The next verses go into the description of how Lord Shiva burns down Kama, the God of Love when he disturbs his meditation. It also describes Lord Shiva's benevolence when his devotee Markandeya is troubled by Lord Yama, the God of death. Lord Shiva wears the crescent moon on his matted locks of hair, bears Godess Parvathi to be half of him in his Ardhanari form and also drinks up the poison Alahala when it emerges from the ocean thereby getting his blue neck, the father of Lord Ganesha, he lifts his left leg high in the air and does his cosmic dance to the delight of his devotees who pray. “Come oh Shiva and remove my sorrows and bless me, husband of Girija (Parvathi).

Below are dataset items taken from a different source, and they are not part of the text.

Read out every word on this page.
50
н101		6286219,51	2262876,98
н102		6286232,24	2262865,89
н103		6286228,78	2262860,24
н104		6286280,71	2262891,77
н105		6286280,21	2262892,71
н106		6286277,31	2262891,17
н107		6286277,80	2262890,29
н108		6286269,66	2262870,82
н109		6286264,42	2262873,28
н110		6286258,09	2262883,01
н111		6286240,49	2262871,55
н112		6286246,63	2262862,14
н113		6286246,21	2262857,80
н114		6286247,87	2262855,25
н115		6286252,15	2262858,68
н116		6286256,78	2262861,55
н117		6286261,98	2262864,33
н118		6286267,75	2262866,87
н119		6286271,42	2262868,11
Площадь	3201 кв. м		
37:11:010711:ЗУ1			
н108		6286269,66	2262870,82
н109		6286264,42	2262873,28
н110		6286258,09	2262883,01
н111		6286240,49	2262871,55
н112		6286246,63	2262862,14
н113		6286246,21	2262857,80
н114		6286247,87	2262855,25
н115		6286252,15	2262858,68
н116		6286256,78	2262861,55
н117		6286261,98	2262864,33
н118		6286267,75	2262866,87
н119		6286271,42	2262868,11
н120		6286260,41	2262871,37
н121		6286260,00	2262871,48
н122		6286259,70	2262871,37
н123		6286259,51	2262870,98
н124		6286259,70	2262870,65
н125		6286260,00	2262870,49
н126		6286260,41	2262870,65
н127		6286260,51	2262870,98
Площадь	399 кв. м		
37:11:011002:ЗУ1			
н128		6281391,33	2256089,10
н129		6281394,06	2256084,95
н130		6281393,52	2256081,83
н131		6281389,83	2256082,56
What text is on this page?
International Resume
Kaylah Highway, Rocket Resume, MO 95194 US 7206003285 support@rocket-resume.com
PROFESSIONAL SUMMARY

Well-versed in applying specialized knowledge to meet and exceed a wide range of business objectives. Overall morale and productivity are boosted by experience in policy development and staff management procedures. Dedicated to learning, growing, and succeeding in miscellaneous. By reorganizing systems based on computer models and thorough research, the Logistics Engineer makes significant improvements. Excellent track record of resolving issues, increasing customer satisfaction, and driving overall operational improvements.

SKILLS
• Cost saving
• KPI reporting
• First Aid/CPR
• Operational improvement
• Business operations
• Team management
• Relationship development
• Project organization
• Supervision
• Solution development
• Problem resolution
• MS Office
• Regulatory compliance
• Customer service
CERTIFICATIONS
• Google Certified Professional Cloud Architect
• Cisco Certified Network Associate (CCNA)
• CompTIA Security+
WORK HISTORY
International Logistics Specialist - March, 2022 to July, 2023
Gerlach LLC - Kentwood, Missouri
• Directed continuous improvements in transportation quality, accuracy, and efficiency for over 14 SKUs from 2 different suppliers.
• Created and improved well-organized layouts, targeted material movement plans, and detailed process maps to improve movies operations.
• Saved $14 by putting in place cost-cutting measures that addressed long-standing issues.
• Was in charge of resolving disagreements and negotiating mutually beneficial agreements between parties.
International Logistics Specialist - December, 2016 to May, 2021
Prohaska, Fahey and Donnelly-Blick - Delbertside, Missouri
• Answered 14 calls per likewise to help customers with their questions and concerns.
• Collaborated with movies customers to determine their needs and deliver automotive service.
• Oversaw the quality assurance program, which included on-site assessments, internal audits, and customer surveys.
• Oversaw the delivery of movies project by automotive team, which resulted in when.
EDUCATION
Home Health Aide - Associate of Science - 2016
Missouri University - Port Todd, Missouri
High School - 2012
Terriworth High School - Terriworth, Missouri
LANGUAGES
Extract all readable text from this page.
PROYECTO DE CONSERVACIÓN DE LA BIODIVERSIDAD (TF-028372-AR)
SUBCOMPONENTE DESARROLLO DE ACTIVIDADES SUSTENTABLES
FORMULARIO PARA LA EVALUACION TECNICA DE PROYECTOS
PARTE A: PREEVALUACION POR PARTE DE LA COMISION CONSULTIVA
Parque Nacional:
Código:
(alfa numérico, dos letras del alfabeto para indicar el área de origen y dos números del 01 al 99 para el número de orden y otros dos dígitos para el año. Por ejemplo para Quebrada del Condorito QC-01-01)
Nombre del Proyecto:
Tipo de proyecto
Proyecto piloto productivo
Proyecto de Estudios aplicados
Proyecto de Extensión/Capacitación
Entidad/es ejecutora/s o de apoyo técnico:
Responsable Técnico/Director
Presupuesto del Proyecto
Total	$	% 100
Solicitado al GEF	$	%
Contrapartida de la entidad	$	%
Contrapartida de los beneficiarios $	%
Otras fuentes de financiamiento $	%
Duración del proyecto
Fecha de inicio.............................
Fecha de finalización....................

Oh dancing God take pity on my being and give me salvation.” The next verse praises the different aspects of Shiva and beseeches him to come quickly. The use of the syllable ' va ' at the end of every line, makes this a very beautiful verse.

Suddha Nrittam

Raga: Hindolam (Viruttam)

Tala: Adi

Composer: V R Chandrashekar (contemporary)

Choreographer: M Subhashini Vijay Santhanam

**Viruttam: Goddess Durga is represented, she who destroyed the Demons Chanda and Munda, glory to her Kamakoti or followers. “You, my divine Mother, are the winner of all the battles that you undertook in the three worlds; please bless me!” Shuddha Nrittam (pure dance): This is presented in jugalbandi or a question answer format. The nattuvanar (vocalist) poses the question in the form of a jathi (beats) and the dancer and drummer jointly answer through the dance.**

Vishamakaara Kannan

Raga: Chensurutti

Tala: Adi

Composer: Oothukaadu Venkatasubbaiyar

Choreographer: M Subhashini Vijay Santhanam

This lively song describes the pranks Krishna plays on the gopikas of Gokul, and how he wins their hearts.

While Krishna and his friends make a human pyramid and steal a pot of butter hanging from the ceiling, the gopika arrives and catches him red handed. She wants to take him to his mother Yashoda, but is unable to lift him up. She then tries to tie him with a rope and pull him, but is not able to.

When the gopika is churning butter, Krishna pleads for more and more butter and is never satisfied. When Krishna throws a tantrum, the gopika accepts a bribe from Krishna and plays with him and enjoys his singing and dancing.

She says “He is blue like the sky, and resides in their hearts”

In the concluding verse, Krishna asks the girl from next door to sing for him and when she says she doesn't know that particular song, he pinches her cheek and laughs at her. The gopika soothes the girl and scolds Krishna but her anger soon melts away and she enjoys dressing him up elaborately.

New Tamil Padam - NEW






New Thillana - NEW






Special Item - NEW






Pavamana Mangalam

Raga: Saurashtram

Tala: Adi

Composer: Saint Thyagaraja (1767-1847)

Choreographer: Smt. Rukmini Devi Arundale (1904-1986)

The dancer will now conclude her recital with a Mangalam saluting God, Guru and the audience for making her performance a success.